The sacred ritual of pumpkin carving

The Sacred Ritual of Pumpkin Carving

When I was a kid, carving pumpkins was one of the yearly rituals that marked the family calendar.

About a week before Halloween, Dad would come home with a pumpkin at least as big as a basketball, and on the night when we did the carving, Mom made us all snacks and made sure the kitchen table was covered with newspaper.

As with the Thanksgiving turkey, Dad did the carving.  First, he’d cut a hole in the top big enough for my sister and I to reach in and pull out the slimy seeds and stringy pumpkin guts.  We took our time at this task, playing with the innards and shaking them in each others’ face until Dad would tell us to knock it off so he could finish his job and relax.

With the pumpkin more or less hollowed out, Dad would take over and cut as gruesome a face as he could muster.  He had a talent for this sort of thing that would resurface years later in the form of beautiful wood carvings.

There were never any happy or friendly jack-o’-lanterns at our house.  Slucher jack-o’-lanterns were like the gargoyles on a medieval cathedral, meant to scare away evil spirits, but as hideous as they were, they failed to make an impression on the marauding teenagers who roamed the neighborhood late at night, looking for pumpkins to smash.

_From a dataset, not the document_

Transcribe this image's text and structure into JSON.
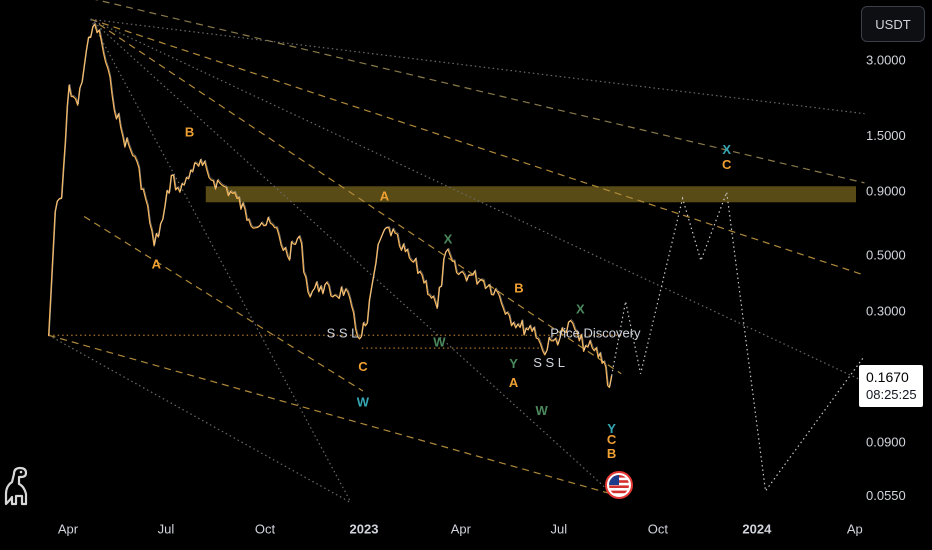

Every year, the morning of November first meant waking to find the streets covered with the viscera and busted chunks of every single pumpkin in the neighborhood that had been left out.  It was pumpkin genocide.

And now, I’m the Dad.

Last weekend, I rounded up the kids for the ritual carving of the jack-o’-lanterns.  My wife was working, so I also handled the newspaper and the snacks.  Each of my three daughters had their own pumpkin, which ranged from small to large according to age.

We held to my parents’ script, except that I let the girls draw the faces they wanted me to carve.  Ferocity is absent from my front porch, and in its place are three happy-go-lucky jack-o’-lanterns that are more Santa’s helpers than Satan’s henchmen.

Just as seasonal rituals like pumpkin carving at Halloween were important to me and my sister when we were kids, so too are they important to my own children.  My girls have embraced and taken ownership of the rituals in our house, which provide a sense of rhythm and continuity to a household that can often seem chaotic and improvised.

As my family celebrates the special dates on our calendar – birthdays, holidays, and other special times – my hope is that the repeated observance of these milestones will accumulate and build a backlog of happy memories, shared in the form of stories frequently told.